We introduce VIOLA, an object-centric imitation learning approach to learning closed-loop visuomotor policies for robot manipulation. Our approach constructs object-centric representations based on general object proposals from a pre-trained vision model. It uses a transformer-based policy to reason over these representations and attends to the task-relevant visual factors for action prediction. Such object-based structural priors improve deep imitation learning algorithm’s robustness against object variations and environmental perturbations. We quanti- tatively evaluate VIOLA in simulation and on real robots. VIOLA outperforms the state-of-the-art imitation learning methods by 45.8% in success rates. It has also been deployed successfully on a physical robot to solve challenging long- horizon tasks, such as dining table arrangements and coffee making. More videos and model details can be found in supplementary materials and the anonymous project website: https://ut-austin-rpl.github.io/VIOLA.

Real Robot Usage

This codebase does not include the real robot experiment setup. If you are interested in using the real robot control infra we use, please checkout Deoxys! It comes with a detailed documentation for getting started.

Installation

Git clone the repo by:

git clone --recurse-submodules git@github.com:UT-Austin-RPL/VIOLA.git

Then go into VIOLA/third_party, install each dependencies according to their instructions: detectron2, Detic

Then install all the other dependencies. Most important packages are: torch, robosuite and robomimic.
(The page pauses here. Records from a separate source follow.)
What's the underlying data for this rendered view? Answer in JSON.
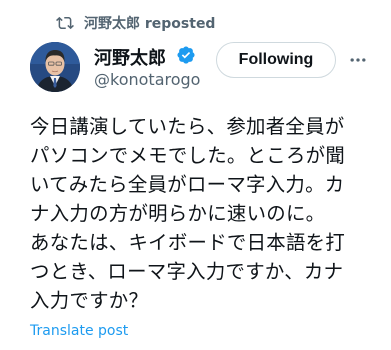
{
  "social_context": {
    "icon": "repost-icon",
    "text": "河野太郎 reposted"
  },
  "author": {
    "name": "河野太郎",
    "handle": "@konotarogo",
    "verified_icon": "verified-badge-icon",
    "avatar_icon": "avatar-photo"
  },
  "actions": {
    "follow_label": "Following",
    "more_icon": "more-icon"
  },
  "tweet": {
    "lines": [
      "今日講演していたら、参加者全員が",
      "パソコンでメモでした。ところが聞",
      "いてみたら全員がローマ字入力。カ",
      "ナ入力の方が明らかに速いのに。",
      "あなたは、キイボードで日本語を打",
      "つとき、ローマ字入力ですか、カナ",
      "入力ですか？"
    ]
  },
  "footer": {
    "translate_label": "Translate post"
  },
  "colors": {
    "primary_text": "#0f1419",
    "secondary_text": "#536471",
    "link": "#1d9bf0",
    "verified": "#1d9bf0",
    "border": "#cfd9de"
  }
}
pip install -r requirements.txt

Usage

Collect demonstrations and dataset creation

We by default assume the dataset is collected through spacemouse teleoperation.

python data_generation/collect_demo.py --controller OSC_POSITION --num-demonstration 100 --environment stack-two-types --pos-sensitivity 1.5 --rot-sensitivity 1.5

Then create dataset from a data collection hdf5 file.

python data_generation/create_dataset.py --use-actions
--use-camera-obs --dataset-name training_set --demo-file PATH_TO_DEMONSTRATION_DATA/demo.hdf5 --domain-name stack-two-types

Augment datasets with color augmentations and object proposals

Add color augmentation to the original dataset:

python data_generation/aug_post_processing.py --dataset-folder DATASET_FOLDER_NAME

Then we generate general object proposals using Detic models:

python data_generation/process_data_w_proposals.py --nms 0.05

Training and evaluation

To train a policy model with our generated dataset, run

python viola_bc/exp.py experiment=stack_viola ++hdf5_cache_mode="low_dim"

And for evaluation, run

python viola_bc/final_eval_script.py --state-dir checkpoints/stack --eval-horizon 1000 --hostname ./ --topk 20 --task-name normal

Dataset and trained checkpoints

We also make the datasets we used in our paper publicly available. You can download them:

Datasets: Used datasets: datasets, and unzip it under the folder and rename the folder's name to be datasets. Note that our simulation datasets are collected with robosuite v1.3.0, so the textures of robots, robots, and floors in datasets will not match robosuite v1.4.0.

Checkpoints: Best checkpoint performance: checkpoints unziip it under the root folder of the repo and rename it to be results.